For the purpose of determining whether the appeal constitutes an abuse of process, it must be assumed that this new evidence will support Sims’ case on its appeal. It will of course be a matter for the Environment Court to determine whether that evidence is of sufficient weight to allow the appeal.
One important fact to note is that the question whether the whole of the Sims land is within the Armagh Creek Catchment has not yet been determined in the Environment Court. By reason of the terms of the Clare Water Allocation Plan and in particular the terms of Part 5.4 of that plan, the determination of that issue is relevant to the question whether Sims is entitled to the increased allocation it seeks. Sims now has available evidence which supports its case that the whole of its land is within the catchment. Sims also has evidence as to rainfall and run-off which was not and (at least in relation to the rainfall in 2004) could not be available to it in 2004. It should be permitted to adduce that relevant evidence because it may be critical to the determination of the issues the subject of the appeal. I am also satisfied the evidence could not have been reasonably obtained before the hearing of the appeal in 2004.
Although Sims is seeking in 2006 the same allocation of water as was the subject of the 2004 application and seeks it in respect of the same land and same dams and under the same water allocation plan, it is a different application in that Sims seeks to take additional water from watercourses and in circumstances where it has evidence which was not available to it before. Those facts coupled with the fact that the question whether the whole of the Sims land is within the Armagh Creek Catchment has not yet been authoritatively determined points to the conclusion that the appeal by Sims to the Environment Court against the Minister’s refusal is not an abuse of process. In this case there is no collateral attack on a previous decision. Instead, a fresh application has been made as permitted by the relevant legislation with fresh evidence in support of it. There is no suggestion of any dishonesty. It cannot be said that this is an instance of successive actions amounting to unjust harassment. It is but a second application made some 18 months after the order had been made in the Environment Court. The judge of the Environment Court was, therefore, correct to rule that there was no abuse of process.

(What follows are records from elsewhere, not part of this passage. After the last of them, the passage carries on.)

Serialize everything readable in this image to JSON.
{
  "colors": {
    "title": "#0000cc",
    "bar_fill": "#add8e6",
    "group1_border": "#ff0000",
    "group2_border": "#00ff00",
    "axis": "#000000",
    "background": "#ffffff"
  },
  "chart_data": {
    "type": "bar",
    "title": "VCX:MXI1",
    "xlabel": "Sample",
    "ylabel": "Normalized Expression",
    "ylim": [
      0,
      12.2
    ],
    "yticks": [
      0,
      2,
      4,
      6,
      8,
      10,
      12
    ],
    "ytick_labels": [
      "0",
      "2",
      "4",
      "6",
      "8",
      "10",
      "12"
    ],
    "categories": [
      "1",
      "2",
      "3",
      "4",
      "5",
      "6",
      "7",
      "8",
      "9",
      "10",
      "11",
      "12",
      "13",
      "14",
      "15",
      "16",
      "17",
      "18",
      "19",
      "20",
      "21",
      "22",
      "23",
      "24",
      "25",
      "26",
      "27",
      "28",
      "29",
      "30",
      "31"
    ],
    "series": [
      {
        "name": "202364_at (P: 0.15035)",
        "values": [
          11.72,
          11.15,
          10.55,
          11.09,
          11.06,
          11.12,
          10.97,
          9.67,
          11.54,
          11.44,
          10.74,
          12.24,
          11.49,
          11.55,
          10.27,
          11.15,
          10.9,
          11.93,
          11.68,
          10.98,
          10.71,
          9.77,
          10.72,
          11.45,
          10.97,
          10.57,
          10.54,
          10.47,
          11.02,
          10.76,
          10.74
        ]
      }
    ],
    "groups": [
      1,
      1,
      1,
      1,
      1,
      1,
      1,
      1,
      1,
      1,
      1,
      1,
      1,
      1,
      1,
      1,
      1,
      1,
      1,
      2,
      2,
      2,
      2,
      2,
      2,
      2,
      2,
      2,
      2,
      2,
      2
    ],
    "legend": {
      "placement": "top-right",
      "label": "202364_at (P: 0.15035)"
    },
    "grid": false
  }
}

It is, I think, necessary to sound a note of caution about the stage at which an application to dismiss an appeal under s 17(4) is made. In this case, the evidence before the judge comprised only the two applications, the notices of appeal to the Environment Court, the order of the Environment Court on 16 August 2004, and some other agreed documents as well as an affidavit sworn by the solicitor for Sims. There was no oral evidence. The argument was in effect conducted on the papers. There will be cases where it is readily apparent that the application is an abuse of process. However, there will be other instances where it may be necessary for some oral evidence to establish the relevant facts. For example, where a party asserts that it is not acting in abuse of process because it has evidence which was not available to it before, it may be necessary to test that assertion in cross-examination. Each case will depend on its own circumstances. The moving party will have to decide which is the better course. An order under s 17(4) does not have to be made at the outset of the proceedings or at some early stage in the proceedings. It may be made at an early stage of the proceedings or, when the improper purpose is not apparent until a later stage, at that later stage or even at the close of the proceedings when orders for cost under subsections (4a) and (4b) may then be made: Harrow Trust v Adelaide Hebrew Congregation Inc (2003) 85 SASR 10 at [23].
For all of these reasons I dismissed the appeal.